Well the day started with me getting to work. I got there on time and walked in. F was working tonight and I can say that he is the least favorite manager to work with out of all of them. Everyone seems to think that he's an arrogant kind of asshole like guy. He just kind of assume everything you're doing is wrong and all. It sucks. But anyways, he handed me my money and I helped put out pizzas and then went on my first run. It went uneventful and I ended up getting an $11 tip from my first run. It was a long day. I was just about ending my first shift this morning and I was pulling into the dealership. This was where my mix of emotions come in.
I pulled into the parking lot and it was a congested road. I had a clear view behind the huge truck that was sitting in front of where I need to turn. He left a gap for me to go through and indicated that I was clear. I pulled forward a little bit and checked to make sure and I saw it was clear. I pulled into the parking lot and as I finished the turn and was almost in, I looked to the right and saw this car coming. It hit me with full force, and the only thing I could think to do was grab the steering wheel as hard as I could with both hands. I remember the thoughts running through my head were "Oh shit I'm about to get hit." I dont remember what else went through my other other then that as I felt the car hit me and shift my car slightly to the left. I couldnt believe I had just been hit. I was in utter shock and felt it was somehow my fault, but I knew that I was in the clear because I was almost in the parking lot. I got out of the car and remember shaking because I had just been hit and didnt know what to do. I was a little dazed, but I know I was very grateful for wearing that seatbelt. If I hadnt been wearing it, I think things could have been worse.

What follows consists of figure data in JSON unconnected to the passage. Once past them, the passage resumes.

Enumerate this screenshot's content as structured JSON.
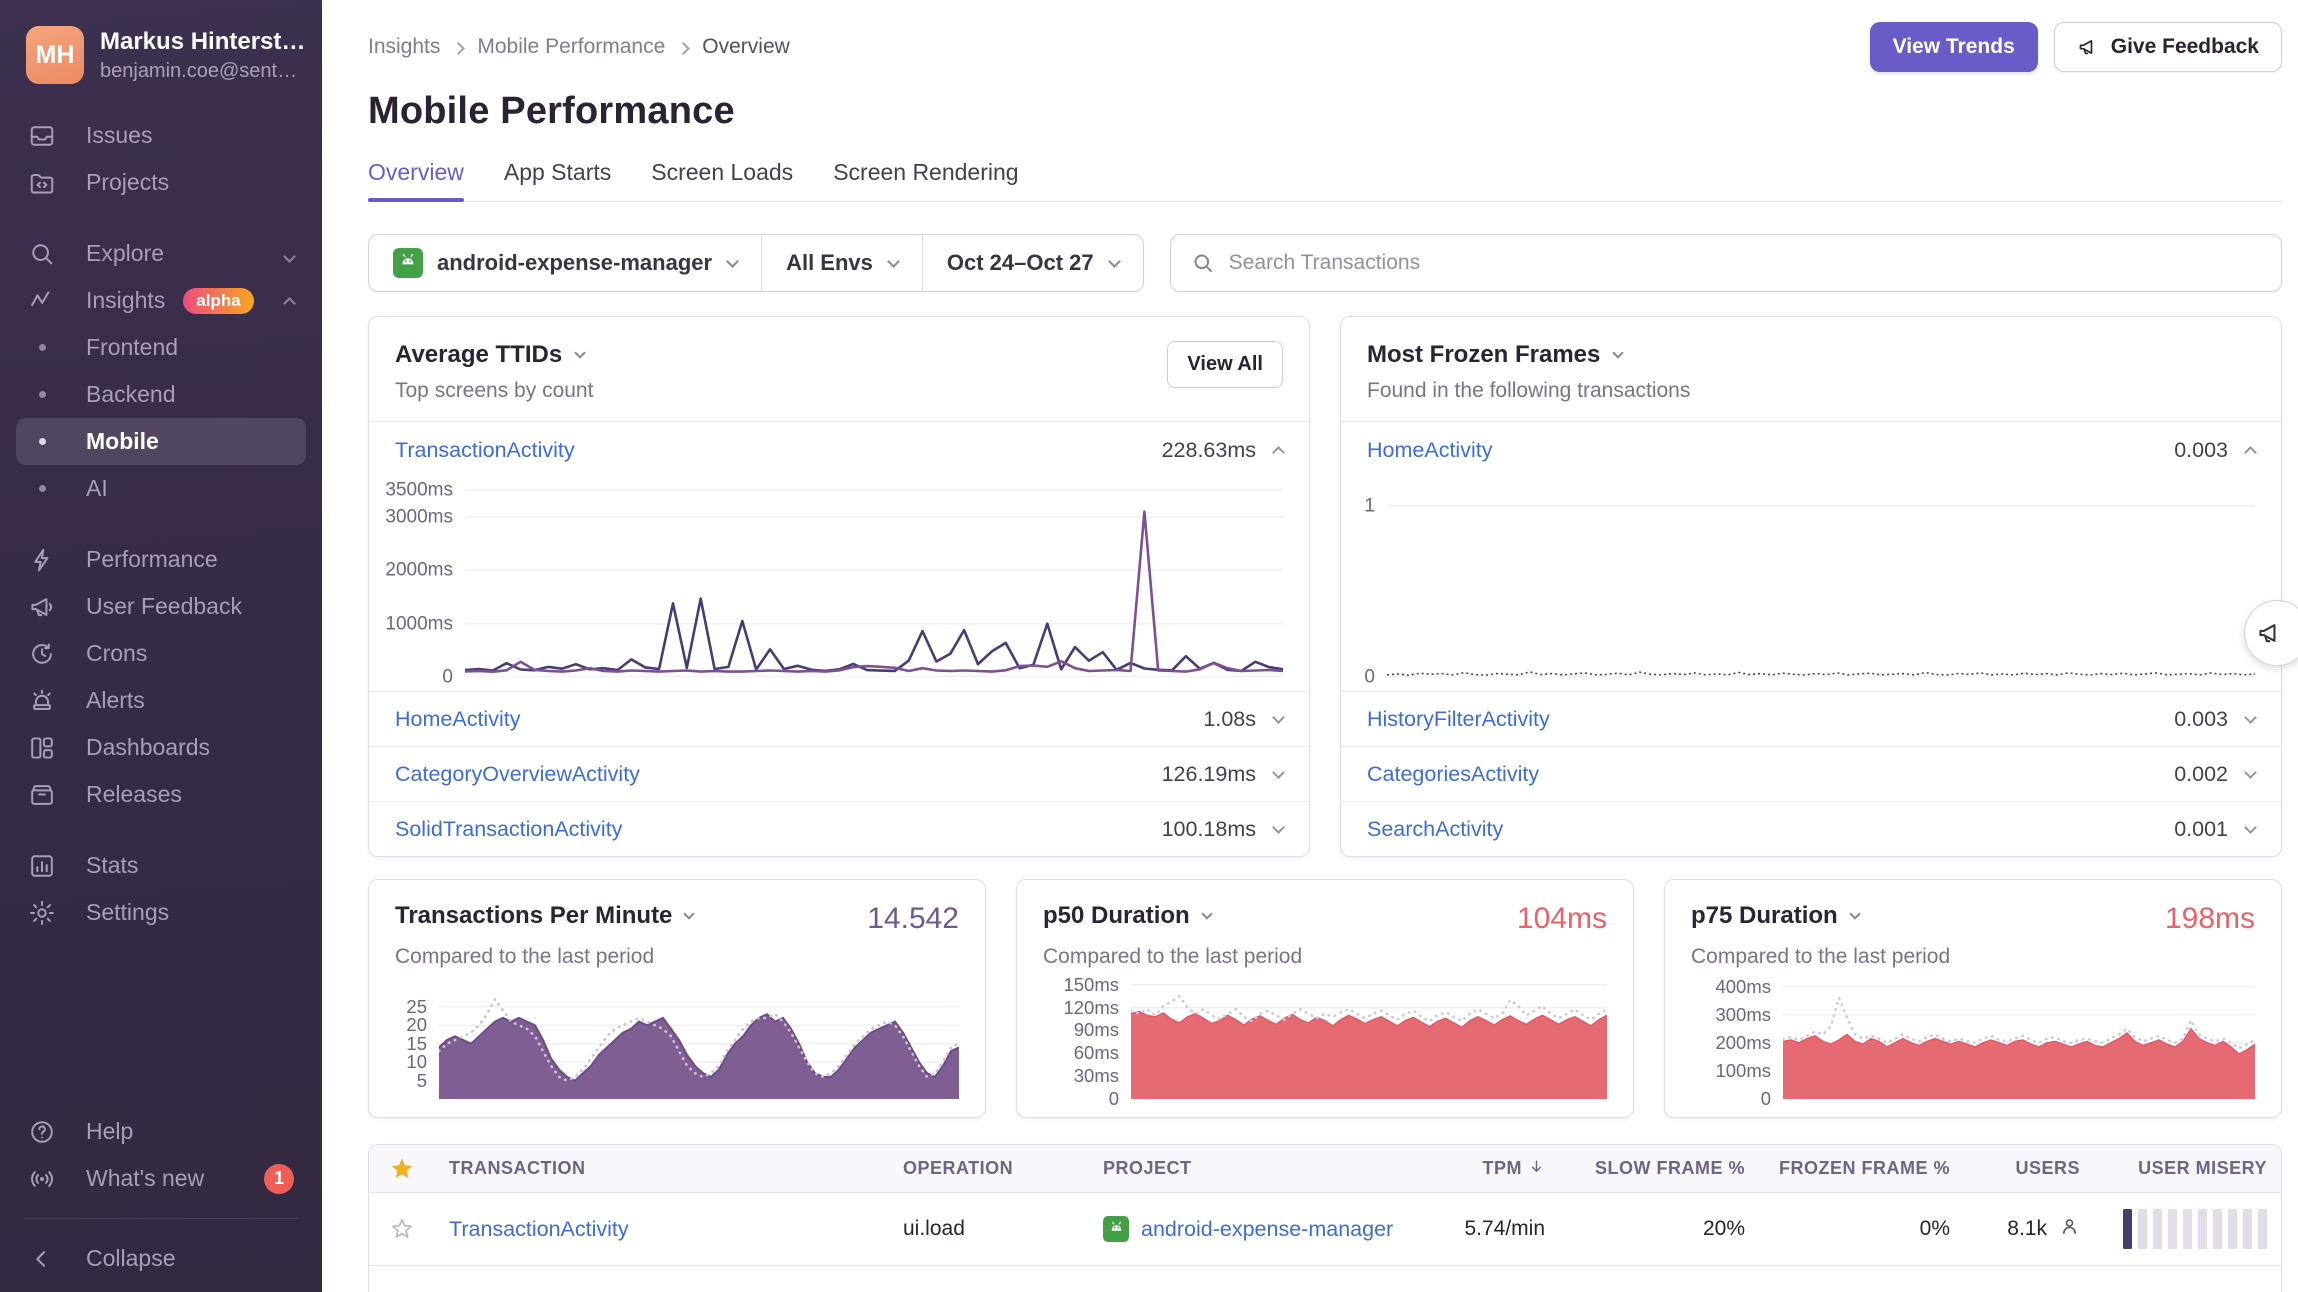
{
  "sidebar": {
    "user": {
      "initials": "MH",
      "name": "Markus Hinterst…",
      "email": "benjamin.coe@sent…"
    },
    "items": {
      "issues": "Issues",
      "projects": "Projects",
      "explore": "Explore",
      "insights": "Insights",
      "insights_badge": "alpha",
      "frontend": "Frontend",
      "backend": "Backend",
      "mobile": "Mobile",
      "ai": "AI",
      "performance": "Performance",
      "user_feedback": "User Feedback",
      "crons": "Crons",
      "alerts": "Alerts",
      "dashboards": "Dashboards",
      "releases": "Releases",
      "stats": "Stats",
      "settings": "Settings",
      "help": "Help",
      "whats_new": "What's new",
      "whats_new_badge": "1",
      "collapse": "Collapse"
    }
  },
  "header": {
    "breadcrumbs": [
      "Insights",
      "Mobile Performance",
      "Overview"
    ],
    "title": "Mobile Performance",
    "actions": {
      "view_trends": "View Trends",
      "give_feedback": "Give Feedback"
    }
  },
  "tabs": {
    "overview": "Overview",
    "app_starts": "App Starts",
    "screen_loads": "Screen Loads",
    "screen_rendering": "Screen Rendering"
  },
  "filters": {
    "project": "android-expense-manager",
    "environment": "All Envs",
    "date_range": "Oct 24–Oct 27",
    "search_placeholder": "Search Transactions"
  },
  "ttid_card": {
    "title": "Average TTIDs",
    "subtitle": "Top screens by count",
    "view_all": "View All",
    "expanded": {
      "name": "TransactionActivity",
      "value": "228.63ms"
    },
    "rows": [
      {
        "name": "HomeActivity",
        "value": "1.08s"
      },
      {
        "name": "CategoryOverviewActivity",
        "value": "126.19ms"
      },
      {
        "name": "SolidTransactionActivity",
        "value": "100.18ms"
      }
    ]
  },
  "frozen_card": {
    "title": "Most Frozen Frames",
    "subtitle": "Found in the following transactions",
    "expanded": {
      "name": "HomeActivity",
      "value": "0.003"
    },
    "rows": [
      {
        "name": "HistoryFilterActivity",
        "value": "0.003"
      },
      {
        "name": "CategoriesActivity",
        "value": "0.002"
      },
      {
        "name": "SearchActivity",
        "value": "0.001"
      }
    ]
  },
  "metric_cards": {
    "tpm": {
      "title": "Transactions Per Minute",
      "value": "14.542",
      "subtitle": "Compared to the last period"
    },
    "p50": {
      "title": "p50 Duration",
      "value": "104ms",
      "subtitle": "Compared to the last period"
    },
    "p75": {
      "title": "p75 Duration",
      "value": "198ms",
      "subtitle": "Compared to the last period"
    }
  },
  "table": {
    "headers": {
      "transaction": "TRANSACTION",
      "operation": "OPERATION",
      "project": "PROJECT",
      "tpm": "TPM",
      "slow": "SLOW FRAME %",
      "frozen": "FROZEN FRAME %",
      "users": "USERS",
      "misery": "USER MISERY"
    },
    "rows": [
      {
        "transaction": "TransactionActivity",
        "operation": "ui.load",
        "project": "android-expense-manager",
        "tpm": "5.74/min",
        "slow": "20%",
        "frozen": "0%",
        "users": "8.1k",
        "misery": {
          "filled": 1,
          "total": 10
        }
      }
    ]
  },
  "colors": {
    "accent_purple": "#6a5cc8",
    "link_blue": "#3a6ce0",
    "chart_navy": "#433e75",
    "chart_purple": "#7e4f92",
    "chart_coral": "#e5656e",
    "chart_prev_dotted": "#c9c2d3",
    "sidebar_bg": "#372c47",
    "badge_red": "#ef5f57",
    "android_green": "#43A047"
  },
  "chart_data": {
    "ttid": {
      "type": "line",
      "title": "Average TTIDs — TransactionActivity",
      "ylim": [
        0,
        3600
      ],
      "grid": true,
      "yticks": [
        {
          "label": "3500ms",
          "value": 3500
        },
        {
          "label": "3000ms",
          "value": 3000
        },
        {
          "label": "2000ms",
          "value": 2000
        },
        {
          "label": "1000ms",
          "value": 1000
        },
        {
          "label": "0",
          "value": 0
        }
      ],
      "series": [
        {
          "name": "current-navy",
          "color": "#433e75",
          "width": 2.6,
          "values": [
            130,
            150,
            120,
            260,
            140,
            125,
            190,
            155,
            240,
            145,
            165,
            130,
            330,
            180,
            150,
            1380,
            170,
            1470,
            150,
            190,
            1050,
            140,
            520,
            150,
            210,
            135,
            115,
            145,
            245,
            130,
            120,
            115,
            305,
            860,
            290,
            435,
            880,
            240,
            480,
            640,
            165,
            230,
            1000,
            145,
            560,
            305,
            465,
            135,
            265,
            160,
            135,
            125,
            390,
            155,
            265,
            135,
            115,
            285,
            185,
            145
          ]
        },
        {
          "name": "current-purple",
          "color": "#7e4f92",
          "width": 2.6,
          "values": [
            105,
            115,
            100,
            125,
            285,
            135,
            112,
            102,
            122,
            165,
            112,
            102,
            122,
            112,
            102,
            112,
            122,
            102,
            112,
            102,
            102,
            112,
            122,
            112,
            102,
            112,
            102,
            125,
            185,
            205,
            192,
            172,
            112,
            165,
            122,
            112,
            122,
            112,
            102,
            125,
            205,
            215,
            192,
            295,
            165,
            112,
            122,
            132,
            112,
            3100,
            122,
            112,
            102,
            145,
            265,
            165,
            112,
            122,
            132,
            112
          ]
        }
      ]
    },
    "frozen": {
      "type": "line",
      "title": "Most Frozen Frames — HomeActivity",
      "ylim": [
        0,
        1.12
      ],
      "grid": true,
      "yticks": [
        {
          "label": "1",
          "value": 1
        },
        {
          "label": "0",
          "value": 0
        }
      ],
      "series": [
        {
          "name": "current",
          "color": "#433e75",
          "width": 1.6,
          "dash": "2 3",
          "values": [
            0.012,
            0.018,
            0.01,
            0.022,
            0.015,
            0.02,
            0.012,
            0.025,
            0.014,
            0.01,
            0.02,
            0.016,
            0.012,
            0.03,
            0.014,
            0.02,
            0.012,
            0.018,
            0.024,
            0.012,
            0.016,
            0.022,
            0.012,
            0.028,
            0.016,
            0.012,
            0.02,
            0.014,
            0.024,
            0.012,
            0.018,
            0.012,
            0.026,
            0.014,
            0.02,
            0.012,
            0.022,
            0.016,
            0.012,
            0.02,
            0.014,
            0.024,
            0.012,
            0.018,
            0.022,
            0.012,
            0.016,
            0.02,
            0.012,
            0.026,
            0.014,
            0.012,
            0.02,
            0.016,
            0.024,
            0.012,
            0.018,
            0.012,
            0.022,
            0.014,
            0.02,
            0.012,
            0.024,
            0.016,
            0.012,
            0.02,
            0.014,
            0.022,
            0.012,
            0.018,
            0.024,
            0.012,
            0.016,
            0.02,
            0.012,
            0.024,
            0.014,
            0.02,
            0.012,
            0.018
          ]
        }
      ]
    },
    "tpm": {
      "type": "area",
      "title": "Transactions Per Minute",
      "ylim": [
        0,
        32
      ],
      "grid": true,
      "yticks": [
        {
          "label": "25",
          "value": 25
        },
        {
          "label": "20",
          "value": 20
        },
        {
          "label": "15",
          "value": 15
        },
        {
          "label": "10",
          "value": 10
        },
        {
          "label": "5",
          "value": 5
        }
      ],
      "series": [
        {
          "name": "current",
          "color": "#7a5790",
          "fill": true,
          "fill_opacity": 0.96,
          "stroke": "#6d4b85",
          "width": 2,
          "values": [
            14,
            16,
            17,
            16,
            15,
            17,
            19,
            21,
            22,
            21,
            22,
            21,
            20,
            16,
            11,
            8,
            6,
            5,
            7,
            9,
            12,
            14,
            16,
            18,
            19,
            21,
            20,
            21,
            22,
            19,
            16,
            12,
            9,
            7,
            6,
            8,
            12,
            15,
            17,
            20,
            22,
            23,
            21,
            22,
            19,
            15,
            10,
            7,
            6,
            6,
            8,
            11,
            14,
            16,
            18,
            19,
            20,
            21,
            18,
            14,
            10,
            7,
            6,
            9,
            13,
            14
          ]
        },
        {
          "name": "previous",
          "color": "#c9c2d3",
          "style": "dotted",
          "values": [
            13,
            15,
            16,
            17,
            18,
            20,
            23,
            27,
            24,
            21,
            20,
            19,
            17,
            13,
            9,
            6,
            5,
            6,
            8,
            11,
            14,
            17,
            19,
            20,
            21,
            22,
            21,
            20,
            19,
            17,
            13,
            9,
            7,
            6,
            7,
            9,
            13,
            16,
            19,
            21,
            22,
            22,
            23,
            21,
            18,
            14,
            10,
            7,
            6,
            7,
            9,
            12,
            15,
            17,
            19,
            20,
            21,
            20,
            17,
            13,
            9,
            6,
            7,
            10,
            14,
            15
          ]
        }
      ]
    },
    "p50": {
      "type": "area",
      "title": "p50 Duration",
      "ylim": [
        0,
        155
      ],
      "grid": true,
      "yticks": [
        {
          "label": "150ms",
          "value": 150
        },
        {
          "label": "120ms",
          "value": 120
        },
        {
          "label": "90ms",
          "value": 90
        },
        {
          "label": "60ms",
          "value": 60
        },
        {
          "label": "30ms",
          "value": 30
        },
        {
          "label": "0",
          "value": 0
        }
      ],
      "series": [
        {
          "name": "current",
          "color": "#e5656e",
          "fill": true,
          "fill_opacity": 0.97,
          "stroke": "#e25a64",
          "width": 1.5,
          "values": [
            112,
            115,
            110,
            108,
            113,
            105,
            100,
            108,
            112,
            106,
            99,
            103,
            110,
            104,
            97,
            105,
            109,
            103,
            98,
            106,
            111,
            104,
            100,
            107,
            103,
            96,
            104,
            110,
            105,
            99,
            104,
            108,
            102,
            96,
            103,
            107,
            101,
            95,
            102,
            106,
            100,
            94,
            103,
            108,
            103,
            97,
            104,
            109,
            103,
            98,
            105,
            110,
            104,
            98,
            104,
            108,
            102,
            96,
            104,
            110
          ]
        },
        {
          "name": "previous",
          "color": "#cfc8d8",
          "style": "dotted",
          "values": [
            116,
            112,
            118,
            110,
            122,
            128,
            135,
            120,
            112,
            118,
            110,
            105,
            112,
            118,
            108,
            102,
            112,
            116,
            110,
            104,
            112,
            118,
            112,
            106,
            112,
            108,
            114,
            118,
            112,
            106,
            112,
            116,
            110,
            104,
            112,
            116,
            108,
            102,
            110,
            114,
            108,
            102,
            112,
            118,
            112,
            106,
            112,
            130,
            122,
            110,
            116,
            122,
            112,
            106,
            112,
            118,
            110,
            104,
            112,
            118
          ]
        }
      ]
    },
    "p75": {
      "type": "area",
      "title": "p75 Duration",
      "ylim": [
        0,
        420
      ],
      "grid": true,
      "yticks": [
        {
          "label": "400ms",
          "value": 400
        },
        {
          "label": "300ms",
          "value": 300
        },
        {
          "label": "200ms",
          "value": 200
        },
        {
          "label": "100ms",
          "value": 100
        },
        {
          "label": "0",
          "value": 0
        }
      ],
      "series": [
        {
          "name": "current",
          "color": "#e5656e",
          "fill": true,
          "fill_opacity": 0.97,
          "stroke": "#e25a64",
          "width": 1.5,
          "values": [
            205,
            210,
            200,
            215,
            225,
            205,
            195,
            210,
            230,
            205,
            195,
            215,
            205,
            185,
            200,
            215,
            200,
            190,
            205,
            215,
            205,
            195,
            205,
            195,
            185,
            200,
            210,
            200,
            190,
            205,
            210,
            195,
            185,
            200,
            205,
            195,
            185,
            195,
            205,
            190,
            185,
            200,
            215,
            235,
            205,
            190,
            200,
            210,
            195,
            185,
            205,
            250,
            215,
            200,
            190,
            205,
            185,
            160,
            175,
            195
          ]
        },
        {
          "name": "previous",
          "color": "#cfc8d8",
          "style": "dotted",
          "values": [
            215,
            220,
            210,
            225,
            240,
            230,
            260,
            360,
            290,
            230,
            215,
            225,
            215,
            200,
            215,
            230,
            215,
            205,
            220,
            230,
            215,
            205,
            215,
            205,
            200,
            215,
            225,
            210,
            205,
            215,
            225,
            210,
            200,
            215,
            220,
            205,
            200,
            210,
            215,
            205,
            200,
            215,
            230,
            250,
            220,
            205,
            215,
            225,
            210,
            200,
            215,
            280,
            230,
            215,
            205,
            215,
            200,
            180,
            195,
            210
          ]
        }
      ]
    }
  }
}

The only thing I dreaded next was calling my mom. I was afraid that she was going to be upset with me, but I calmly explained to her things that had happened and she calmly told me to get his information. She instructed me to make sure to take pictures of everything and have all his information. The whole thing I found odd and she did too after the fact was that he didnt really insist on calling the cops. Most people after having an accident would insist on calling the cops to get a report of the accident and everything. I do know after talking with my mom, she agrees that he was in the wrong. The back half of me car from the back half of my tire to the side of the trunk was where I was hit. This means that he saw me pulling in. The other thing was that he hit me with enough force to move my car. Now the light was red at the time, so for him to be able to hit my car with enough force as he did, he had to be speeding. So thats my hope is that it can be taken care of.

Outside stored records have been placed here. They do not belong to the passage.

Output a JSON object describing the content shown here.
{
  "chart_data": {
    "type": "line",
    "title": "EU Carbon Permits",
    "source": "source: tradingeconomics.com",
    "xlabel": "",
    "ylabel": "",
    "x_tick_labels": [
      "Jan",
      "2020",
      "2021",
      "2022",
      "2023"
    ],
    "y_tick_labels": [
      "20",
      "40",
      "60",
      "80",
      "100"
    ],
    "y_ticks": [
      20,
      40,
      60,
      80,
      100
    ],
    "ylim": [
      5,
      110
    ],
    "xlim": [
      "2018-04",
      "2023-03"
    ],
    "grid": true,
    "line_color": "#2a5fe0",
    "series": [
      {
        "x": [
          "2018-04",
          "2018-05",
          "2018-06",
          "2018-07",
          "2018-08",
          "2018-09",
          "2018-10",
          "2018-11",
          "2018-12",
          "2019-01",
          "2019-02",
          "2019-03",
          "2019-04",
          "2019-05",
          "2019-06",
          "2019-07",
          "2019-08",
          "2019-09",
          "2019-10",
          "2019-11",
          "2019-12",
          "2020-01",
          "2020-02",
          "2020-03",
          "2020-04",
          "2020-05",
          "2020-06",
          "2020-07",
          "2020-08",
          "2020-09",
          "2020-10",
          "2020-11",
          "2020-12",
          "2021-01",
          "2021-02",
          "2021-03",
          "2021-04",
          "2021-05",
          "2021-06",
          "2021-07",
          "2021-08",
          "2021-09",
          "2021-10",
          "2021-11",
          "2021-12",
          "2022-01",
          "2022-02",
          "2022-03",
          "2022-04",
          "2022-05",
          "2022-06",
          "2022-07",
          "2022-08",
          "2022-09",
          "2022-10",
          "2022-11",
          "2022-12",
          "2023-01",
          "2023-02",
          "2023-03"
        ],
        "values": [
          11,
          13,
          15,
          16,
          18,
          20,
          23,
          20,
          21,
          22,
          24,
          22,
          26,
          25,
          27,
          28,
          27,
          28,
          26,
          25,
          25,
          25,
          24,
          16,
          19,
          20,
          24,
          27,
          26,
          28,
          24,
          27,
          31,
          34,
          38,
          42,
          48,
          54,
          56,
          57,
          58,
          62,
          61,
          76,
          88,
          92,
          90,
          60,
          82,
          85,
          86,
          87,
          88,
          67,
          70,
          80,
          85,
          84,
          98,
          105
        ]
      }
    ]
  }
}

Anyways, after that rough start to the afternoon I went and hung out with my friend who was leaving for basic training soon. I owed him lunch/dinner off a bet we had so I took him out to eat. It was so much fun talking and laughing with him, because the way we are friends we like to push each other's buttons. I still cant believe that he will be leaving here shortly. But I guess such is life..I'll be leaving soon too. I'm nervous about it, but so ready at the same time.

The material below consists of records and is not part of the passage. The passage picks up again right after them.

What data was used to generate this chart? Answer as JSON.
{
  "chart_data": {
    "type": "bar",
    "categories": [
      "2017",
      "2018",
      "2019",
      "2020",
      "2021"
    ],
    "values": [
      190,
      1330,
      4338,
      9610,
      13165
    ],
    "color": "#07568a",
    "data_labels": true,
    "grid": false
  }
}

Well, the afternoon came to end and I headed to work. I didnt really want to go into work, but hey it was two hours worth of tips. I ended up making a little over $100 in tips today. It was such a good night, but I also ran into someone that I knew from church. I was just ready for the night to be over with after having a long day. I couldnt wait to relax and just be comfortable. I realized though so many stressful things have happened in the past couple days that I'm just ready for things to stop stressing me out and to stop getting bad news. The one good thing through everything is that my parents have started to be there for me and he has been there as well. With the bad news yesterday, I thought he would run but he didnt. He stood by my side and said everything would be okay. He has been there and lets me know that things will be okay. Thats why I'm glad I have him because when I stress out or get worried over something that isnt really anything to worry about, he helps me see the better side and that things will all work out. I cant wait to see what the future holds for things because so far everyday that I've known him I've been the happiest girl ever, despite the bad things that have happened to me.